Должно быть, на моем лице отражается изумление.
– Я не веду себя холодно. Но ты…
Я замолкаю, проглотив слова, вертящиеся на языке. Моя проблема с Лео коренится в ране, которая, по идее, не должна болеть после всех этих лет. Особенно когда он смотрит так, будто не он мне ее нанес.
– Я что? – спрашивает он.
Если я заговорю об этом, то подниму целый вал эмоций, под которым потону, поэтому я выбираю путь наименьшего сопротивления.
– Мы просто разные, – запальчиво говорю я. – Мы выросли. Мы перешли в старшую школу, и вы с Дэйзи образовали свою компанию, не включив туда меня, так что я нашла себе другую, новую. Как-то так.
– Ну и где эта твоя новая компания? Насколько мне известно, эти придурки, изучающие предметы по углубленной программе, с которыми ты тусовалась, отшили тебя.
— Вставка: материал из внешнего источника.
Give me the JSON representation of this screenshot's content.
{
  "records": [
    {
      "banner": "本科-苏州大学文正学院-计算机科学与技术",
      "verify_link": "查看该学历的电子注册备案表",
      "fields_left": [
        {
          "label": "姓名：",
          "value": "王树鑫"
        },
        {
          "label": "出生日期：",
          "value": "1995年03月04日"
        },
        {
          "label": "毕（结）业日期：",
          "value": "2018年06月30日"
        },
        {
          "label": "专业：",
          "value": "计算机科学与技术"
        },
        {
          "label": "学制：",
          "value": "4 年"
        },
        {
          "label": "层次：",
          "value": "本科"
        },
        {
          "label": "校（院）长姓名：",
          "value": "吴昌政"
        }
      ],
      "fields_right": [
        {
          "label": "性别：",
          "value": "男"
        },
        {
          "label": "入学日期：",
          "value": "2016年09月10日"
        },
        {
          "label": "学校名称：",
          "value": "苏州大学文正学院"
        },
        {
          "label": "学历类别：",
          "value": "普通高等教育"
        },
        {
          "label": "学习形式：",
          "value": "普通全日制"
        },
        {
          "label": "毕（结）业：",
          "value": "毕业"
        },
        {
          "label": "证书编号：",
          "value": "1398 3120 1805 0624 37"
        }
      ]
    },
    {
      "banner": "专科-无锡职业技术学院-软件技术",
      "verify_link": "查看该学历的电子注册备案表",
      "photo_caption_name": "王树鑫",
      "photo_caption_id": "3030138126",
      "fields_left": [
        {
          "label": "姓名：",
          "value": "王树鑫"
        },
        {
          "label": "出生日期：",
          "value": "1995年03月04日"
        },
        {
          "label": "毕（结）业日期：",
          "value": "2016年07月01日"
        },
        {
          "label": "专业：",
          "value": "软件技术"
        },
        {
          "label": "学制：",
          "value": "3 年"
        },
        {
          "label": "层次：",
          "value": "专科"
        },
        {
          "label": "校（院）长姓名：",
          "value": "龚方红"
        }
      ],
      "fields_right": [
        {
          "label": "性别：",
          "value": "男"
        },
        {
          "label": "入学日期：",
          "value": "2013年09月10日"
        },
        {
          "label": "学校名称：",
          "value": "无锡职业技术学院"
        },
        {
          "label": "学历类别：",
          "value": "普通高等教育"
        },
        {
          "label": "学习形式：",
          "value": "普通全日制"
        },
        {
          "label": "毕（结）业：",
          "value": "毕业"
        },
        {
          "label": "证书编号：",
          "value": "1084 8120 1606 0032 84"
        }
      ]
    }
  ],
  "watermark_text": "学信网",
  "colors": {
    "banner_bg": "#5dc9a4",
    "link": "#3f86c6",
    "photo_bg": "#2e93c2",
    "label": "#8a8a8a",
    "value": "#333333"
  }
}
– По крайней мере, я не подпевала, – огрызаюсь я, пытаясь скрыть чувство жгучего унижения оттого, что в этом году я осталась одна, без друзей, и это не осталось незамеченным.
– Я не подпевала. – Но в его голосе звучит неуверенность.
Я фыркаю:
– Разве? Я не забыла…
В этот миг со стороны окна доносится какое-то царапанье, и мы оба вздрагиваем.
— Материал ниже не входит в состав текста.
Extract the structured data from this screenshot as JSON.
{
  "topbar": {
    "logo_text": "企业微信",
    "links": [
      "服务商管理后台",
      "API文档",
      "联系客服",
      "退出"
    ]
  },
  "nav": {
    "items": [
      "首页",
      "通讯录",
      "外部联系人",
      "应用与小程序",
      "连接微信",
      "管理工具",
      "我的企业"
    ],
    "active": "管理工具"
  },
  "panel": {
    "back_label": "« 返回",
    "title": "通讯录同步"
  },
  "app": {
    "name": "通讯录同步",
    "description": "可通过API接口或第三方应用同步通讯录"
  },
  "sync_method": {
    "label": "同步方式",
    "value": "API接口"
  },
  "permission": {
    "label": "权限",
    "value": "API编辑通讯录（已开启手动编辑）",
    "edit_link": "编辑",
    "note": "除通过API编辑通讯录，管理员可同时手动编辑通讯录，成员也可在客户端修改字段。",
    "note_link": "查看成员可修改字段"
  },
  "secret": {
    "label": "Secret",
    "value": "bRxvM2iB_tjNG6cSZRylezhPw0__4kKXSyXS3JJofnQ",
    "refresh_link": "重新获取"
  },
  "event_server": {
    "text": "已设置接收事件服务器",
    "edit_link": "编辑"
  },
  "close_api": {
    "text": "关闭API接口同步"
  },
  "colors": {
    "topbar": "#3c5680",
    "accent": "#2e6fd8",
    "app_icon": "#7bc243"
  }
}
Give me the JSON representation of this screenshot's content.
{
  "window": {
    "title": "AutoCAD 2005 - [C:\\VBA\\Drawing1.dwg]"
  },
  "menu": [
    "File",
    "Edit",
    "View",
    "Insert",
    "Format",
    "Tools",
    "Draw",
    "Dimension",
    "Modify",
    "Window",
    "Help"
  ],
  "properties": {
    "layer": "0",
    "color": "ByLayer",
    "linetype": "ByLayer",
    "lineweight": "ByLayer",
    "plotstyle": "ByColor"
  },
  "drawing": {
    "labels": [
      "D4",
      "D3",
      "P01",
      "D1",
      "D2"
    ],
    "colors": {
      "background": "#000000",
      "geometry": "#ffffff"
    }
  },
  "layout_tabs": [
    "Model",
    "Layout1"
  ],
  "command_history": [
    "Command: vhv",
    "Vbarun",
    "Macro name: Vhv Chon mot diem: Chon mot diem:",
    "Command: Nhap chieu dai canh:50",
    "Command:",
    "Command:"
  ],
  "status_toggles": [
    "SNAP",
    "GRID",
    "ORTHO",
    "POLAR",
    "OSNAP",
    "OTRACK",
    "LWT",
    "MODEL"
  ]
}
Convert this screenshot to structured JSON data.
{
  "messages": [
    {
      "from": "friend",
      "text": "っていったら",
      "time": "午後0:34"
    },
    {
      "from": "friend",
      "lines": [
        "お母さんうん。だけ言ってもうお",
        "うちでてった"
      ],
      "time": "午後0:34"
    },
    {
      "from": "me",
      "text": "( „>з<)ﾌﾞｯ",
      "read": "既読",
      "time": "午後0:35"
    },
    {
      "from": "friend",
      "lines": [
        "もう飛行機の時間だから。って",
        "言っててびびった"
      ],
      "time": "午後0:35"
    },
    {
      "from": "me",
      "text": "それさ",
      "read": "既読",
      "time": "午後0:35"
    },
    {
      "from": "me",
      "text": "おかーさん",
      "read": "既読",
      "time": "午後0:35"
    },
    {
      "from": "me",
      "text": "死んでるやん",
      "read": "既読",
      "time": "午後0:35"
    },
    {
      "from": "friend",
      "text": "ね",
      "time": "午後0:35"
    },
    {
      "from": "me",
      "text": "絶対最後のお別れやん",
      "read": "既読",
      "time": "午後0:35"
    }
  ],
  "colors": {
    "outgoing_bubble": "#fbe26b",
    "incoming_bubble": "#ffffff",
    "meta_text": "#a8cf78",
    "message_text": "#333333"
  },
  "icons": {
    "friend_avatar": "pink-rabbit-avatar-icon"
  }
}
– Она вернулась, – говорю я, чувствуя, как душа уходит в пятки.
Я делаю шаг к двери. Дэйзи не видно. Лео тянет меня к стене, и мы прижимаемся к ее прохладной поверхности за занавесками. При дневном свете нас было бы видно, но еще не рассвело.
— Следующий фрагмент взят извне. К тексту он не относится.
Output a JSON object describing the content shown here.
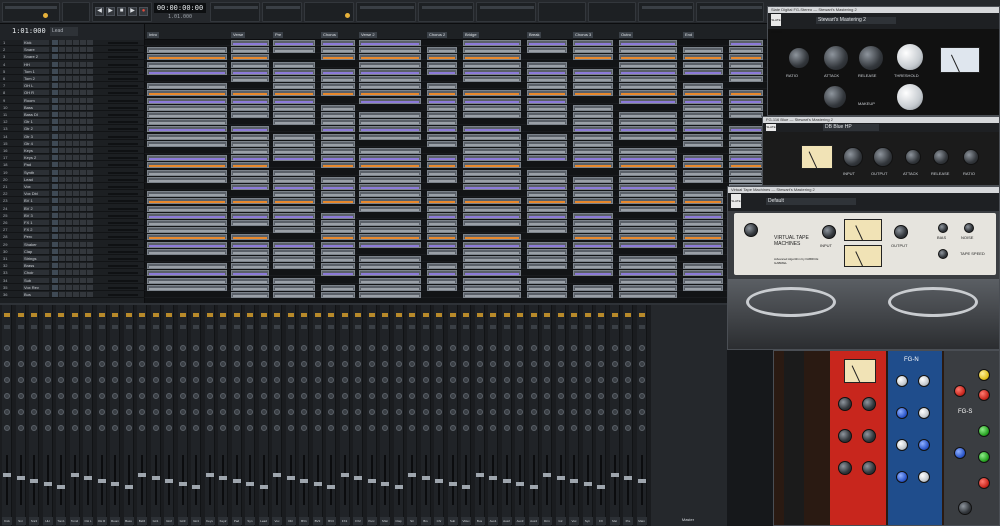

Я пытаюсь не обращать внимания на его близость. Через полупрозрачную занавеску я прекрасно различаю, как Дэйзи открывает окно, ступает на сиденье в его углублении, а с него на пол. На голове у нее колышется узел волос, а ноги обуты в черные кеды «Вэнз». Я и не знала, что у нее есть «Вэнз».
Лео резко вдыхает, и я толкаю его, чтобы он вел себя тихо. Движения Дэйзи выглядят странно – она движется крадучись и как-то неестественно. Она спотыкается об одну из колоссальных куч одежды на полу и приглушенно крякает. Но только когда она добирается до кровати и трясет накрытый одеялом манекен, до меня доходит, в чем дело.
Это не Дэйзи.
Девушка стоит к нам спиной, но я знаю, что произойдет, когда одеяло спадет и появится этот жуткий манекен. Я выбегаю из-за занавески и врезаюсь в ее спину, закрыв ладонью ее рот, чтобы заглушить крик.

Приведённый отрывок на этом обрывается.